In this setup, an attacker with a valid client certificate can access /account without the server verifying which user the certificate belongs to. The TLS layer authenticates the connection, but the application does not enforce authorization based on certificate attributes (subject, issuer, or SAN). This is a classic Auth BOLA/IDOR vector enabled by mTLS when identity mapping is omitted.

middleBrick detects this class of issue by correlating TLS configuration hints (e.g., requests for client certs) with missing authorization checks on authenticated-looking routes. It flags findings such as missing scope/role validation, permissive TLS settings like rejectUnauthorized: false, and routes where authentication is disabled but TLS presents a certificate.

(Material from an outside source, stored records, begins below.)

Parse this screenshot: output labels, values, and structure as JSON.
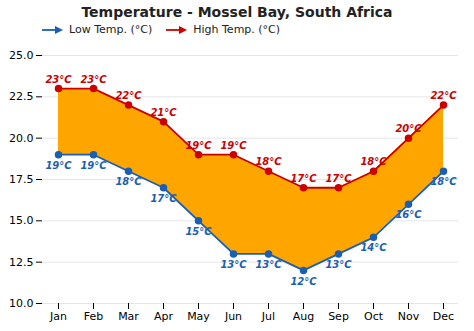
{
  "chart_data": {
    "type": "line",
    "title": "Temperature - Mossel Bay, South Africa",
    "categories": [
      "Jan",
      "Feb",
      "Mar",
      "Apr",
      "May",
      "Jun",
      "Jul",
      "Aug",
      "Sep",
      "Oct",
      "Nov",
      "Dec"
    ],
    "series": [
      {
        "name": "Low Temp. (°C)",
        "color": "#1a5fb4",
        "values": [
          19,
          19,
          18,
          17,
          15,
          13,
          13,
          12,
          13,
          14,
          16,
          18
        ],
        "value_labels": [
          "19°C",
          "19°C",
          "18°C",
          "17°C",
          "15°C",
          "13°C",
          "13°C",
          "12°C",
          "13°C",
          "14°C",
          "16°C",
          "18°C"
        ]
      },
      {
        "name": "High Temp. (°C)",
        "color": "#cc0000",
        "values": [
          23,
          23,
          22,
          21,
          19,
          19,
          18,
          17,
          17,
          18,
          20,
          22
        ],
        "value_labels": [
          "23°C",
          "23°C",
          "22°C",
          "21°C",
          "19°C",
          "19°C",
          "18°C",
          "17°C",
          "17°C",
          "18°C",
          "20°C",
          "22°C"
        ]
      }
    ],
    "fill_color": "#ffa500",
    "marker": "circle",
    "ylim": [
      10.0,
      25.0
    ],
    "yticks": [
      {
        "value": 10,
        "label": "10.0"
      },
      12.5,
      {
        "value": 15,
        "label": "15.0"
      },
      17.5,
      {
        "value": 20,
        "label": "20.0"
      },
      22.5,
      {
        "value": 25,
        "label": "25.0"
      }
    ],
    "grid": true,
    "legend": "top-left",
    "data_labels": true
  }
}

Secure mTLS in Hapi requires both correct TLS settings and explicit identity-to-authorization mapping. You should enforce certificate validation on the server and validate the certificate subject or extended key usage before allowing access to protected routes.

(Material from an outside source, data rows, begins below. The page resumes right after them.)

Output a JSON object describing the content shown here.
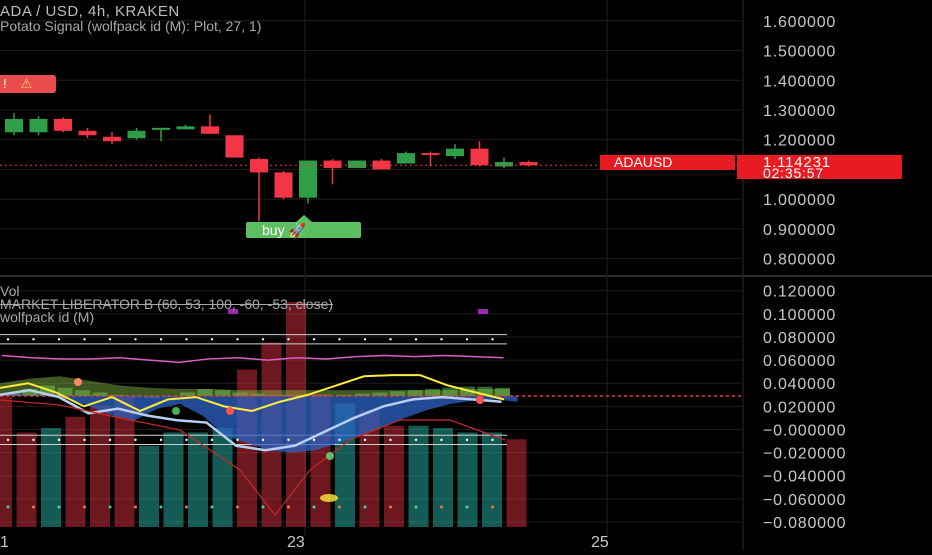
{
  "header": {
    "title": "ADA / USD, 4h, KRAKEN",
    "indicator": "Potato Signal (wolfpack id (M): Plot, 27, 1)",
    "vol": "Vol",
    "market_liberator": "MARKET LIBERATOR B (60, 53, 100, -60, -53, close)",
    "wolfpack": "wolfpack id (M)"
  },
  "current_price": {
    "symbol": "ADAUSD",
    "value": "1.114231",
    "countdown": "02:35:57"
  },
  "labels": {
    "buy": "buy 🚀",
    "warning": "!"
  },
  "colors": {
    "bull": "#26a69a",
    "bull_candle": "#2e9e47",
    "bear": "#f23645",
    "price_line": "#f23645",
    "wave_fill": "#2b63c4",
    "yellow": "#ffeb3b",
    "magenta": "#e040b0",
    "grid": "#1e1e1e"
  },
  "chart_data": [
    {
      "type": "candlestick",
      "title": "ADA / USD, 4h, KRAKEN",
      "xlabel": "",
      "ylabel": "",
      "x_ticks": [
        "1",
        "23",
        "25"
      ],
      "y_ticks": [
        "1.600000",
        "1.500000",
        "1.400000",
        "1.300000",
        "1.200000",
        "1.100000",
        "1.000000",
        "0.900000",
        "0.800000"
      ],
      "ylim": [
        0.745,
        1.67
      ],
      "grid": true,
      "candles": [
        {
          "o": 1.225,
          "h": 1.29,
          "l": 1.215,
          "c": 1.27,
          "dir": "up"
        },
        {
          "o": 1.225,
          "h": 1.28,
          "l": 1.215,
          "c": 1.27,
          "dir": "up"
        },
        {
          "o": 1.27,
          "h": 1.275,
          "l": 1.225,
          "c": 1.23,
          "dir": "down"
        },
        {
          "o": 1.23,
          "h": 1.24,
          "l": 1.205,
          "c": 1.215,
          "dir": "down"
        },
        {
          "o": 1.21,
          "h": 1.225,
          "l": 1.185,
          "c": 1.195,
          "dir": "down"
        },
        {
          "o": 1.205,
          "h": 1.24,
          "l": 1.2,
          "c": 1.23,
          "dir": "up"
        },
        {
          "o": 1.235,
          "h": 1.24,
          "l": 1.195,
          "c": 1.24,
          "dir": "up"
        },
        {
          "o": 1.235,
          "h": 1.25,
          "l": 1.235,
          "c": 1.245,
          "dir": "up"
        },
        {
          "o": 1.245,
          "h": 1.285,
          "l": 1.22,
          "c": 1.22,
          "dir": "down"
        },
        {
          "o": 1.215,
          "h": 1.215,
          "l": 1.14,
          "c": 1.14,
          "dir": "down"
        },
        {
          "o": 1.135,
          "h": 1.14,
          "l": 0.925,
          "c": 1.09,
          "dir": "down"
        },
        {
          "o": 1.09,
          "h": 1.095,
          "l": 1.0,
          "c": 1.005,
          "dir": "down"
        },
        {
          "o": 1.005,
          "h": 1.13,
          "l": 0.985,
          "c": 1.13,
          "dir": "up"
        },
        {
          "o": 1.13,
          "h": 1.135,
          "l": 1.05,
          "c": 1.105,
          "dir": "down"
        },
        {
          "o": 1.105,
          "h": 1.13,
          "l": 1.105,
          "c": 1.13,
          "dir": "up"
        },
        {
          "o": 1.13,
          "h": 1.135,
          "l": 1.1,
          "c": 1.1,
          "dir": "down"
        },
        {
          "o": 1.12,
          "h": 1.16,
          "l": 1.12,
          "c": 1.155,
          "dir": "up"
        },
        {
          "o": 1.155,
          "h": 1.16,
          "l": 1.11,
          "c": 1.15,
          "dir": "down"
        },
        {
          "o": 1.145,
          "h": 1.185,
          "l": 1.135,
          "c": 1.17,
          "dir": "up"
        },
        {
          "o": 1.17,
          "h": 1.195,
          "l": 1.11,
          "c": 1.115,
          "dir": "down"
        },
        {
          "o": 1.11,
          "h": 1.14,
          "l": 1.105,
          "c": 1.125,
          "dir": "up"
        },
        {
          "o": 1.125,
          "h": 1.13,
          "l": 1.11,
          "c": 1.114231,
          "dir": "down"
        }
      ]
    },
    {
      "type": "oscillator",
      "title": "MARKET LIBERATOR B (60, 53, 100, -60, -53, close)",
      "y_ticks": [
        "0.120000",
        "0.100000",
        "0.080000",
        "0.060000",
        "0.040000",
        "0.020000",
        "−0.000000",
        "−0.020000",
        "−0.040000",
        "−0.060000",
        "−0.080000"
      ],
      "ylim": [
        -0.093,
        0.131
      ],
      "volume": [
        0.58,
        0.42,
        0.44,
        0.49,
        0.54,
        0.58,
        0.36,
        0.42,
        0.42,
        0.44,
        0.7,
        0.82,
        1.0,
        0.59,
        0.55,
        0.52,
        0.45,
        0.45,
        0.44,
        0.42,
        0.42,
        0.39,
        0.37,
        0.39,
        0.35,
        0.35,
        0.38,
        0.37,
        0.35,
        0.34,
        0.39,
        0.38,
        0.34
      ],
      "volume_dir": [
        "down",
        "down",
        "up",
        "down",
        "down",
        "down",
        "up",
        "up",
        "up",
        "up",
        "down",
        "down",
        "down",
        "down",
        "up",
        "down",
        "down",
        "up",
        "up",
        "up",
        "up",
        "down",
        "up",
        "down",
        "up",
        "up",
        "down",
        "up",
        "down",
        "up",
        "down",
        "down",
        "up"
      ],
      "histogram": [
        0.031,
        0.035,
        0.038,
        0.036,
        0.034,
        0.032,
        0.03,
        0.028,
        0.027,
        0.028,
        0.032,
        0.035,
        0.034,
        0.032,
        0.031,
        0.03,
        0.03,
        0.029,
        0.029,
        0.03,
        0.031,
        0.032,
        0.033,
        0.034,
        0.035,
        0.036,
        0.037,
        0.037,
        0.036
      ],
      "wave": [
        0.03,
        0.03,
        0.029,
        0.026,
        0.02,
        0.012,
        0.008,
        0.018,
        0.022,
        0.012,
        -0.005,
        -0.012,
        -0.018,
        -0.02,
        -0.018,
        -0.012,
        -0.005,
        0.002,
        0.01,
        0.017,
        0.022,
        0.025,
        0.026,
        0.024
      ],
      "yellow_line": [
        0.036,
        0.04,
        0.032,
        0.02,
        0.028,
        0.016,
        0.026,
        0.028,
        0.02,
        0.016,
        0.024,
        0.03,
        0.038,
        0.046,
        0.047,
        0.047,
        0.038,
        0.032,
        0.026
      ],
      "light_line": [
        0.03,
        0.034,
        0.028,
        0.014,
        0.018,
        0.012,
        0.008,
        0.006,
        -0.014,
        -0.018,
        -0.014,
        -0.002,
        0.01,
        0.02,
        0.026,
        0.028,
        0.026,
        0.024
      ],
      "magenta_line": [
        0.064,
        0.062,
        0.061,
        0.061,
        0.062,
        0.06,
        0.058,
        0.061,
        0.062,
        0.06,
        0.062,
        0.061,
        0.063,
        0.064,
        0.063,
        0.064,
        0.063,
        0.062
      ],
      "green_band_top": [
        0.04,
        0.044,
        0.046,
        0.042,
        0.038,
        0.036,
        0.035,
        0.035,
        0.034,
        0.034,
        0.034,
        0.034,
        0.034,
        0.034,
        0.034,
        0.034,
        0.035,
        0.035
      ],
      "red_dashed_level": 0.029,
      "overbought_lines": [
        0.082,
        0.074
      ],
      "oversold_lines": [
        -0.005,
        -0.013
      ]
    }
  ]
}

First, ensure the server rejects unauthorized certificates and that you validate the peer:

const Hapi = require('@hapi/hapi');
const fs = require('fs');

const init = async () => {
  const server = Hapi.server({
    port: 443,
    tls: {
      key: fs.readFileSync('server-key.pem'),
      cert: fs.readFileSync('server-cert.pem'),
      ca: [fs.readFileSync('ca-cert.pem')],
      requestCert: true,
      rejectUnauthorized: true // enforce client certificate validation
    }
  });

  server.ext('onRequest', async (request, h) => {
    const credentials = request.socket.getPeerCertificate();
    if (!credentials || Object.keys(credentials).length === 0) {
      throw Boom.unauthorized('Client certificate required');
    }
    // Map certificate fields to user/roles, e.g., by subject CN or SAN
    const subject = credentials.subject;
    const username = extractUsernameFromCert(subject); // implement this mapping
    request.auth.credentials = { username, roles: determineRoles(username) };
    return h.continue;
  });

  server.auth.scheme('custom-cert', (server) => ({
    authenticate: (request, h) => {
      if (!request.auth.credentials) {
        return h.authenticated({ credentials: request.auth.credentials });
      }
      return h.unauthenticated(Boom.badImplementation('Missing credentials'));
    }
  }));
  server.auth.strategy('cert-auth', 'custom-cert');

  server.route({
    method: 'GET',
    path: '/account',
    options: {
      auth: 'cert-auth',
      handler: (request, h) => {
        // Now identity is verified via cert mapping
        return { message: 'Account data', user: request.auth.credentials.username };
      }
    }
  });

  await server.start();
};
init();

Second, avoid treating TLS authentication as equivalent to application-level authorization. Always map certificate attributes to roles or permissions and enforce those on a per-route basis. For finer control, validate extended key usage or SAN fields to ensure the certificate is intended for API access:

function extractUsernameFromCert(subject) {
  // Example: extract CN or a SAN email
  const match = subject.match(/CN=([^,]+)/);
  return match ? match[1] : null;
}

function determineRoles(username) {
  // Map to roles using directory lookup or claims
  return ['user'];
}

middleBrick’s scans highlight the gap between TLS configuration and route-level auth by cross-referencing OpenAPI security schemes with runtime behavior. It surfaces findings tied to mTLS misconfigurations, such as missing authorization checks and permissive certificate validation, and provides remediation guidance aligned with frameworks like OWASP API Security Top 10.